We already have a licencing scheme for individual builders. It is called the Construction Skills Competence Scheme. Unlike the proposed new scheme, it applies to individual workers, not trading entities, and it is voluntary. It therefore has an impact only on the business-to-business side of the market, where it is a prerequisite for working on major construction sites. It has no locus in the domestic household consumption of construction that apparently needs a new level of protection.
In general, the thousands of sole traders who work in the local domestic sector (like Mark who is doing my steps) don’t have CSCS cards and don’t work on the big construction sites – not through lack of competence but through choice. It looks like CSCS, or something very similar, might be heading their way.
Competence in what, though? Will a licence to build be all-encompassing, enabling a sole trader to dig foundations, lay bricks, put in pipework and tile the roof? Or will the licence be craft-specific?

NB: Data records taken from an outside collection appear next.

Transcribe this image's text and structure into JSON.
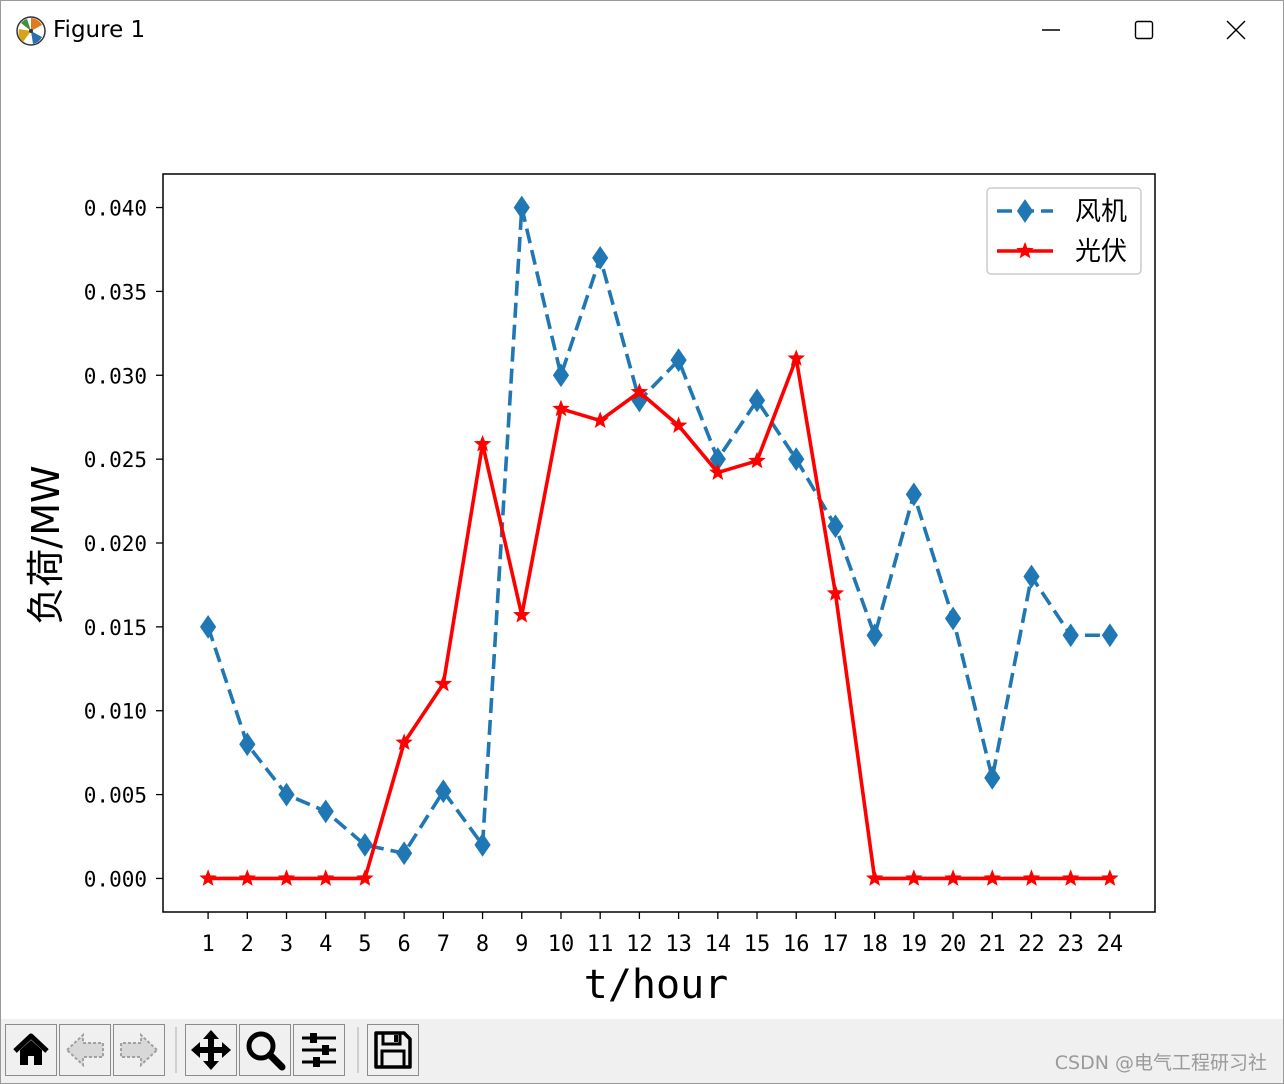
{
  "window": {
    "title": "Figure 1",
    "icon": "matplotlib-logo-icon",
    "controls": [
      "minimize-icon",
      "maximize-icon",
      "close-icon"
    ]
  },
  "toolbar": {
    "buttons": [
      {
        "name": "home",
        "icon": "home-icon"
      },
      {
        "name": "back",
        "icon": "back-arrow-icon"
      },
      {
        "name": "forward",
        "icon": "forward-arrow-icon"
      },
      {
        "name": "pan",
        "icon": "move-icon"
      },
      {
        "name": "zoom",
        "icon": "magnifier-icon"
      },
      {
        "name": "configure",
        "icon": "sliders-icon"
      },
      {
        "name": "save",
        "icon": "floppy-disk-icon"
      }
    ]
  },
  "watermark": "CSDN @电气工程研习社",
  "chart_data": {
    "type": "line",
    "title": "",
    "xlabel": "t/hour",
    "ylabel": "负荷/MW",
    "x": [
      1,
      2,
      3,
      4,
      5,
      6,
      7,
      8,
      9,
      10,
      11,
      12,
      13,
      14,
      15,
      16,
      17,
      18,
      19,
      20,
      21,
      22,
      23,
      24
    ],
    "xtick_labels": [
      "1",
      "2",
      "3",
      "4",
      "5",
      "6",
      "7",
      "8",
      "9",
      "10",
      "11",
      "12",
      "13",
      "14",
      "15",
      "16",
      "17",
      "18",
      "19",
      "20",
      "21",
      "22",
      "23",
      "24"
    ],
    "yticks": [
      0.0,
      0.005,
      0.01,
      0.015,
      0.02,
      0.025,
      0.03,
      0.035,
      0.04
    ],
    "ytick_labels": [
      "0.000",
      "0.005",
      "0.010",
      "0.015",
      "0.020",
      "0.025",
      "0.030",
      "0.035",
      "0.040"
    ],
    "xlim": [
      -0.15,
      25.15
    ],
    "ylim": [
      -0.002,
      0.042
    ],
    "grid": false,
    "legend_position": "top-right",
    "series": [
      {
        "name": "风机",
        "color": "#1f77b4",
        "linestyle": "dashed",
        "marker": "diamond",
        "values": [
          0.015,
          0.008,
          0.005,
          0.004,
          0.002,
          0.0015,
          0.0052,
          0.002,
          0.04,
          0.03,
          0.037,
          0.0285,
          0.0309,
          0.025,
          0.0285,
          0.025,
          0.021,
          0.0145,
          0.0229,
          0.0155,
          0.006,
          0.018,
          0.0145,
          0.0145
        ]
      },
      {
        "name": "光伏",
        "color": "#ff0000",
        "linestyle": "solid",
        "marker": "star",
        "values": [
          0.0,
          0.0,
          0.0,
          0.0,
          0.0,
          0.0081,
          0.0116,
          0.0259,
          0.0157,
          0.028,
          0.0273,
          0.029,
          0.027,
          0.0242,
          0.0249,
          0.031,
          0.017,
          0.0,
          0.0,
          0.0,
          0.0,
          0.0,
          0.0,
          0.0
        ]
      }
    ]
  }
}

But even if a builder jumps through the hoops of demonstrating their competence every three to five years, that does not prevent them from also being a ‘rogue trader’. A competent builder is not necessarily an honest builder; a competent builder can still persuade your granny that her perfectly-good roof needs replacing.
And what will it take to lose a licence? Where, on the scale from a misaligned brick to a corporate manslaughter conviction, are we to draw the line? Rogue traders are for local trading standards officers to deal with, not Capita, or some other paper-pushing desk-johnnies.
No doubt arguments for and against building licences will knock around for many years to come but it is hard to imagine such a dumb idea will ever get through Parliament… unless, perhaps, they put it to a referendum.
Construction licensing - who and what would be covered
The FMB report says: “The licence should apply to all legal entities of construction firm (incorporated and unincorporated, including sole traders) rather than individuals.”
It says: “It is proposed that the licence covers any construction work undertaken by a contractor on a paid-for basis. This would exclude DIY activities that a home owner may want to undertake themselves or ask a family member or friend to do, which would be at their own risk.
“Consideration would also need to be given to low-risk activities and how they are dealt with in relation to the licence, for example paid-for handyman services that might include simple tasks such as changing washers on a tap or nailing up picture frames in a home or office.
“Definitions of licensable construction activity would need to be developed to ensure clarity. These should draw on existing frameworks and definitions such as those used in the Construction (Design and Management) Regulations.
“Implementing a minimum ‘value of work’ threshold for construction work to be licensable would be too complex to administer. This is because a contractor might carry out different types and sizes of project and a firm could try to evade the scheme, for example by splitting work into smaller elements, each of which falls below the threshold. In addition, the setting of values ignores the fact that even low value work could be life-threatening or lead to significant additional problems beyond the original work itself.”